Soon after I graduated from college, the day came when we decided to actually get married and we sat together to figure out how and when to do it. Allen was most relieved that I did not want a big wedding or lots of guests or fancy reception. I wanted it to be as simple as possible and no fuss. We decided that Reno would be the best place: fast, close by and not that expensive.
We picked a date and gathered two of Allen's closest friends to be our witnesses and we headed to Reno for the weekend. It was a hot and clear day when we arrived and we followed the signs to city hall to get the paper work. We stood in line with other couples waiting for the clerks to handle whatever paper work was needed. It took a goodly while before we got to the top of the queue and we were getting very nervous as we approached the clerk. Papers where stamped and signatures were required. I signed first but Allen hesitated and looked in a panic.
I asked him, “Are you having second thoughts?”
“No,” he replied. “My hand is shaking too much to hold the pen.”
We had a nervous giggle and he managed to sign the papers needed.
Our plan had been to get the paper work, go to the motel and dress up in some nice clothes and come back later on to have the paper's formalized in one of the many wedding places around the city hall. But it was very hot and both Allen and I felt extremely nervous, so I suggested that we just do it “right now”. I figured, we would both be even more nervous in a few hours and standing around in 100 degree heat in a suit and tie for him and a wool jacket and skirt for me was just going to make things worse. So, we looked around to see what was near by.
We skipped the Elvis Drive Thru Chapel and selected another one that had a small white building with a nice lawn and some trees around it. Allen left to park the car in a longer term parking area and I went across the road to make the arrangements. My confusion was about to be complete.
When I went into the building a nice woman greeted me and I told her that I wanted to get married and showed her the papers from the city hall. I told her my soon-to-be husband was parking the car and could she please explain how much it would cost and the process.
Well, like most good sales people she started with: How many guests, flowers etc etc etc. I said I didn't want any of that, I just wanted to get married and there were only the 4 of us. She started again offering more “options” like wedding pictures and reception party. I told her I didn't want any of that either. I was beginning to panic because it was starting to sound like all the old childhood conversations my cousins and friends had had and it was getting more and more complicated.
Finally, I said, “I just want a Generic Wedding. Can you do that?”
She looked a bit stunned and said, “Well, I've never heard it called that before but yes we can do something simple.”
I felt relieved and expected her to just stamp my paper work so we could go on to our evening plans of dinner and a show (our wedding gift from our friends). Unfortunately, you cannot just get your paper work stamped. I am still at a total loss about why not, but it seems that someone has to say “words” or it isn’t valid. She was quite adamant about it, some one has to say “words” and only then can the paper work be stamped. I said I would pay for whatever but couldn't we just skip “the words” part? Alas, the answer was no.

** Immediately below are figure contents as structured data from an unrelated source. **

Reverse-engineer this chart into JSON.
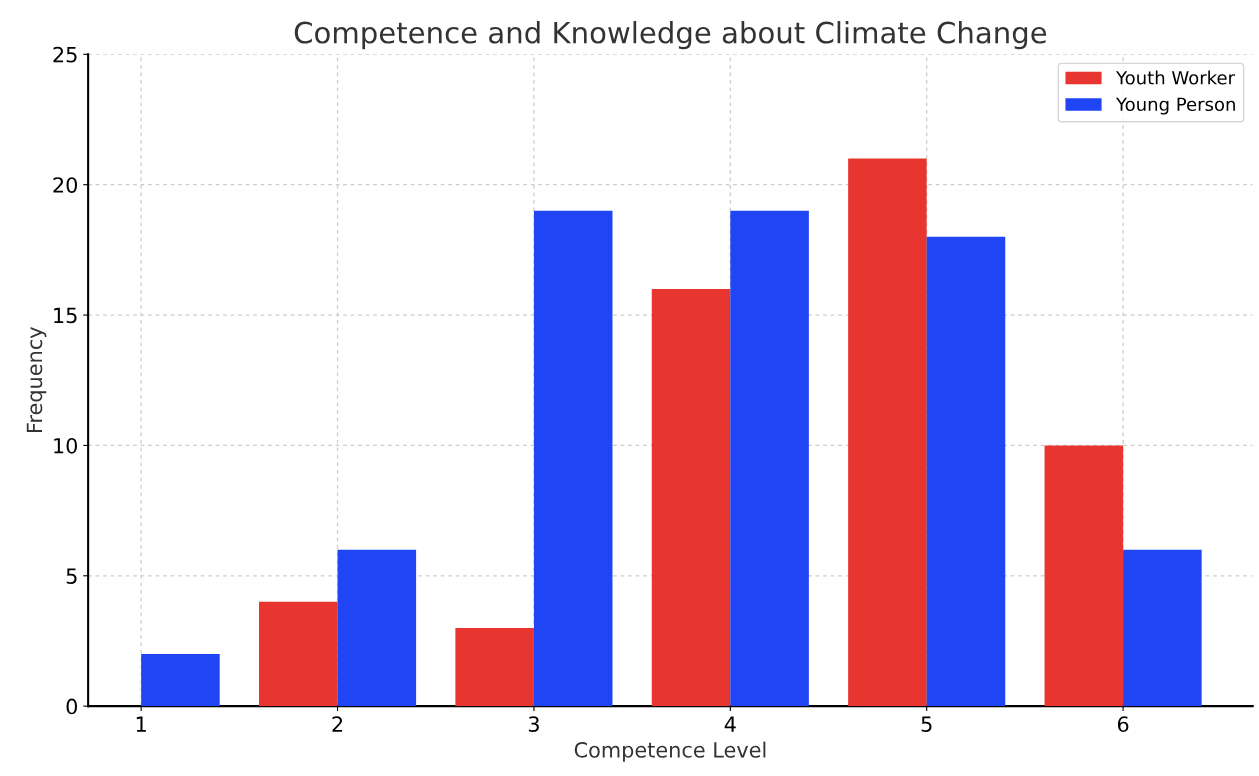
{
  "chart_data": {
    "type": "bar",
    "title": "Competence and Knowledge about Climate Change",
    "xlabel": "Competence Level",
    "ylabel": "Frequency",
    "x": [
      1,
      2,
      3,
      4,
      5,
      6
    ],
    "series": [
      {
        "name": "Youth Worker",
        "color": "#e8352f",
        "values": [
          0,
          4,
          3,
          16,
          21,
          10
        ]
      },
      {
        "name": "Young Person",
        "color": "#1f45f5",
        "values": [
          2,
          6,
          19,
          19,
          18,
          6
        ]
      }
    ],
    "xlim": [
      0.73,
      6.66
    ],
    "xticks": [
      1,
      2,
      3,
      4,
      5,
      6
    ],
    "ylim": [
      0,
      25
    ],
    "yticks": [
      0,
      5,
      10,
      15,
      20,
      25
    ],
    "grid": true,
    "legend": "top right"
  }
}
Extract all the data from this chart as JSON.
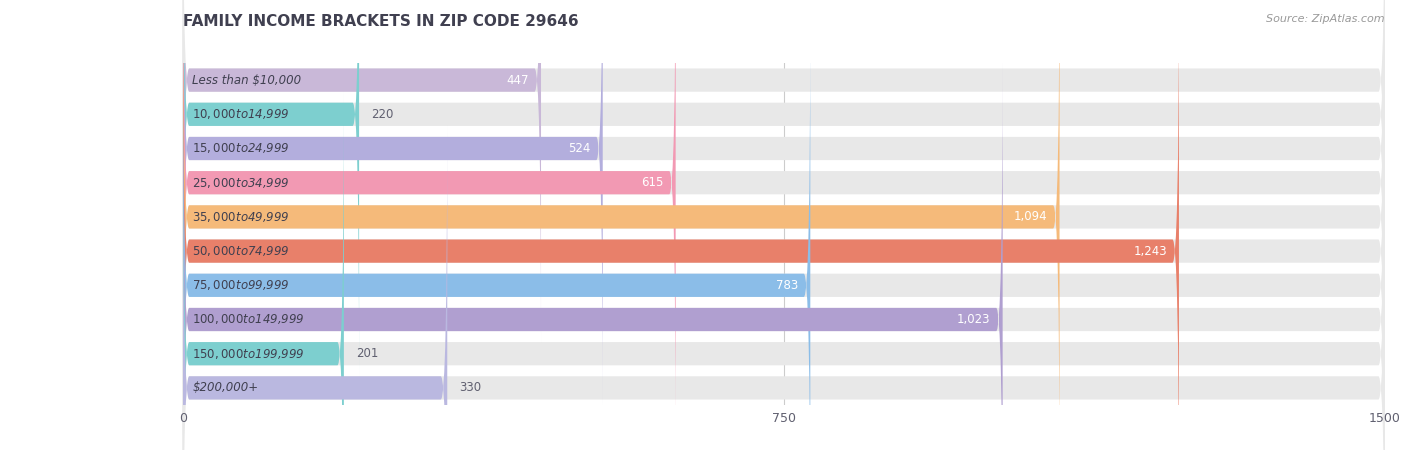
{
  "title": "FAMILY INCOME BRACKETS IN ZIP CODE 29646",
  "source": "Source: ZipAtlas.com",
  "categories": [
    "Less than $10,000",
    "$10,000 to $14,999",
    "$15,000 to $24,999",
    "$25,000 to $34,999",
    "$35,000 to $49,999",
    "$50,000 to $74,999",
    "$75,000 to $99,999",
    "$100,000 to $149,999",
    "$150,000 to $199,999",
    "$200,000+"
  ],
  "values": [
    447,
    220,
    524,
    615,
    1094,
    1243,
    783,
    1023,
    201,
    330
  ],
  "bar_colors": [
    "#c9b8d8",
    "#7dcfcf",
    "#b3aedd",
    "#f299b3",
    "#f5ba7a",
    "#e8806a",
    "#8bbde8",
    "#b09fd0",
    "#7dcfcf",
    "#bab8e0"
  ],
  "xlim": [
    0,
    1500
  ],
  "xticks": [
    0,
    750,
    1500
  ],
  "bg_color": "#f5f5f5",
  "bar_bg_color": "#e8e8e8",
  "title_color": "#404050",
  "label_color": "#404050",
  "value_color_inside": "#ffffff",
  "value_color_outside": "#606070",
  "title_fontsize": 11,
  "label_fontsize": 8.5,
  "value_fontsize": 8.5,
  "source_fontsize": 8
}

So, Allen and I and our two friends were shown into the chapel area and a nice man came out and started the “standard speech”. I don't know how I lasted thru it but I did. In due course the speech was over, the “I Do”s were done and the paper work stamped. I couldn't wait to leave the building and recover under the cool shade of the trees.
My wedding attire was a pair of old jeans, cowboy boots and a Cal State Hayward sweatshirt. Allen was wearing an old pair of corduroy pants and plain shirt. I couldn't have been happier!
I don't know how anyone lasts thru a long and complicated ceremony. My 10 minutes or so of “being the center of attention” was way way more than I ever wanted. The outcome of our nervousness and panic has lasted more than 30 years now and Allen and I still laugh about our “Generic Wedding”.